Here are two articles that everyone trying to understand Google should read (come to think of it, this blog post is starting to resemble the layout for a class):

  • Brin, S. and L. Page (1998). The Anatomy of a Large-Scale Hypertextual Web Search Engine. Seventh International WWW Conference, Brisbane, Australia. (The classic on PageRank.)
  • Ghemawat, S., H. Gobioff, et al. (2003). The Google File System. ACM Symposium on Operating Systems Principles, ACM. Description of the architecture of Google’s index, a file system geared for few writes and very many reads, redundancy, and low response time. PDF here.

A dose of tail reality

The long tail doesn’t work, according to Anita Eberle. Chris Anderson, rather sportingly, likes the article but begs to differ when it comes to determining how long that tail should be.

Maybe it is a tall tail?

Seagulls and Pixar

Nemo seagullsThis review (by Michael Hirschhorn) of a new book on Pixar contains the best sentence I read today: "[Intellectual property lawsuits] follow successful entertainment businesses the way seagulls trail fishing boats."

Anyone else remember the "bert, bert, bert"* “mine, mine, mine” seagulls in Finding Nemo? Imagine them with briefcases…..

*see comments…

Wikipedia maturing

Nick Carr is snarky about Jim Wales’ new slogan for Wikipedia (“the online encyclopedia in which any reasonable person can join us in writing and editing entries on any encyclopedic topic,”) as opposed to the previous free-for-all. But he misses the point: Any business or endeavor with strong network externalities goes through phases of growth, and Wikipedia is now transitioning from “need stuff” to “need better stuff”.

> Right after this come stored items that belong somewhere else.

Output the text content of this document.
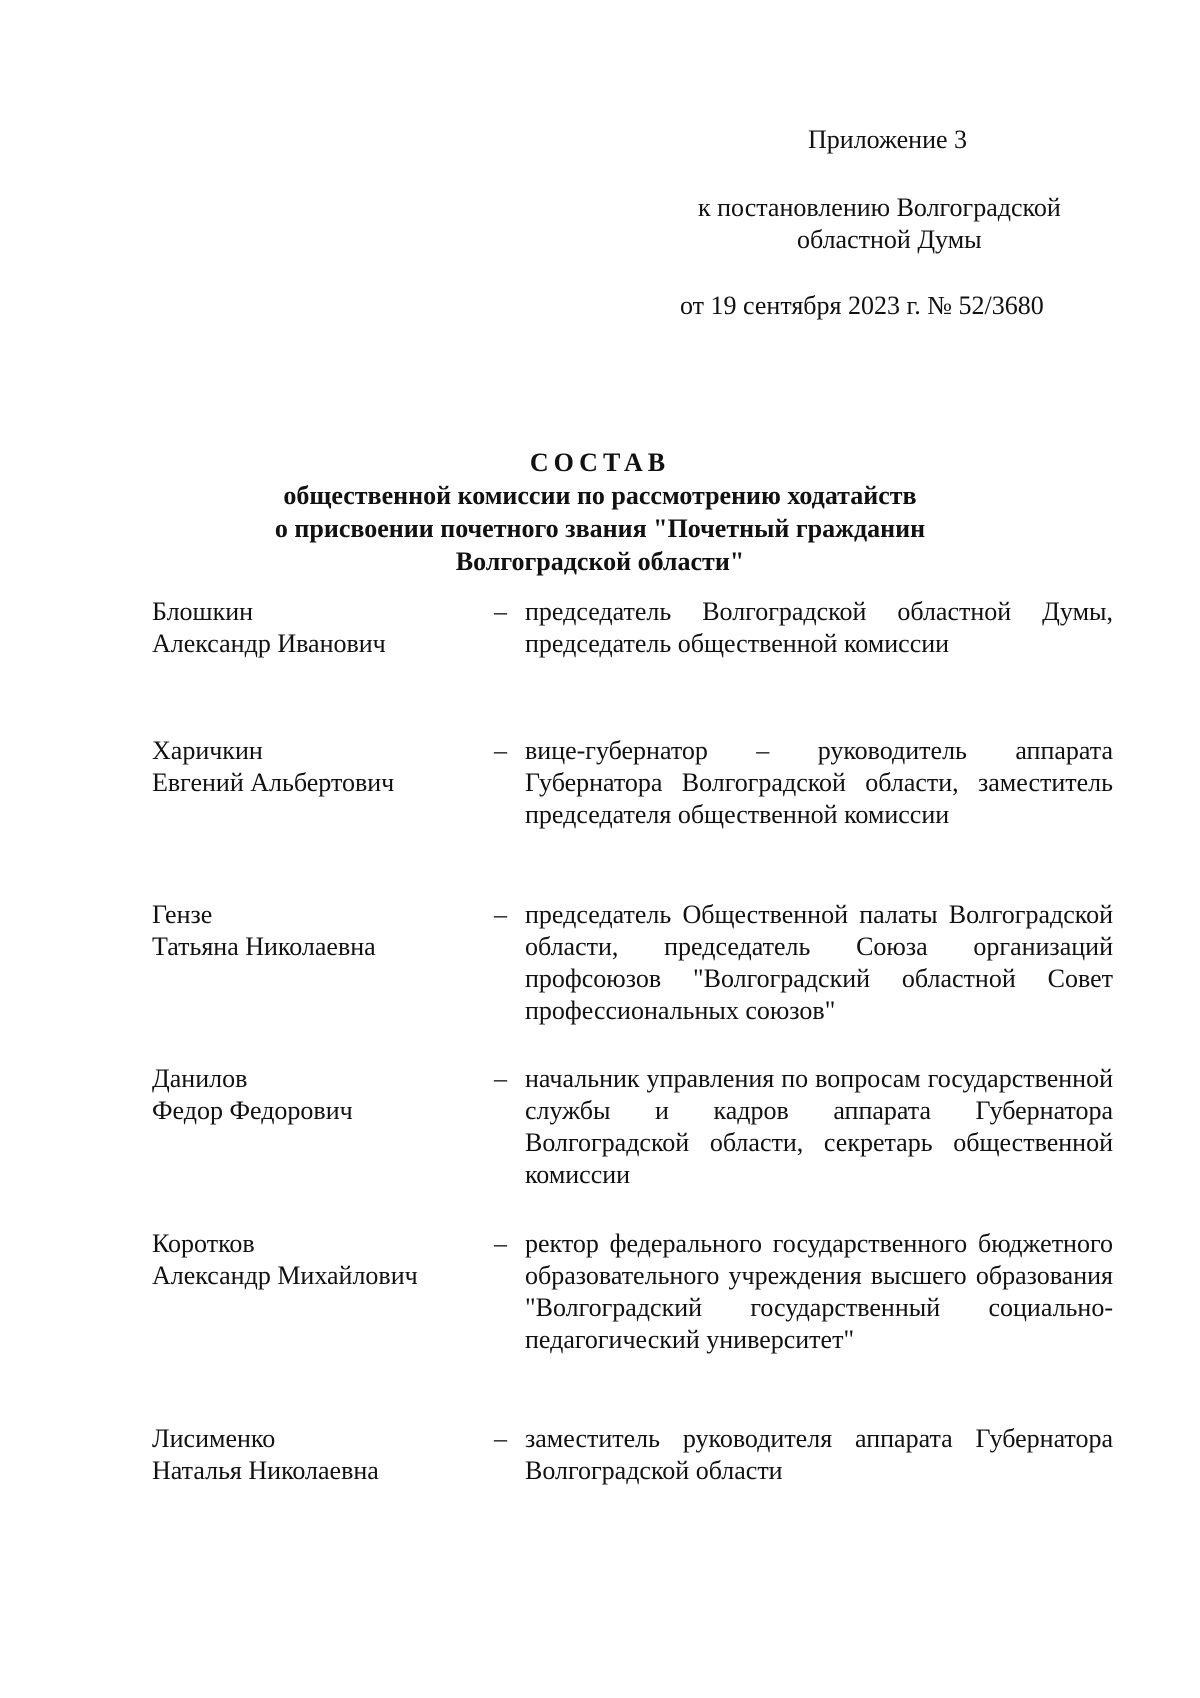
Приложение 3
к постановлению Волгоградской
областной Думы
от 19 сентября 2023 г. № 52/3680
СОСТАВ
общественной комиссии по рассмотрению ходатайств
о присвоении почетного звания "Почетный гражданин
Волгоградской области"
Блошкин
Александр Иванович
– председатель Волгоградской областной Думы, председатель общественной комиссии
Харичкин
Евгений Альбертович
– вице-губернатор – руководитель аппарата Губернатора Волгоградской области, заместитель председателя общественной комиссии
Гензе
Татьяна Николаевна
– председатель Общественной палаты Волгоградской области, председатель Союза организаций профсоюзов "Волгоградский областной Совет профессиональных союзов"
Данилов
Федор Федорович
– начальник управления по вопросам государственной службы и кадров аппарата Губернатора Волгоградской области, секретарь общественной комиссии
Коротков
Александр Михайлович
– ректор федерального государственного бюджетного образовательного учреждения высшего образования "Волгоградский государственный социально-педагогический университет"
Лисименко
Наталья Николаевна
– заместитель руководителя аппарата Губернатора Волгоградской области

My Master and executive students have been editing Wikipedia as part of their courses for 5 years. The comment when we started was “boy, this is fun”. Now it is “it is really hard to create new articles, we either get shot down or the topic is already covered.” Life is easier in the Norwegian version (170K entries) than in the English one, where norms are nailed down and text quality, at least on any substantial entry, is high.

Progress, the revolutionaries become the incumbents, life goes on, etc., etc.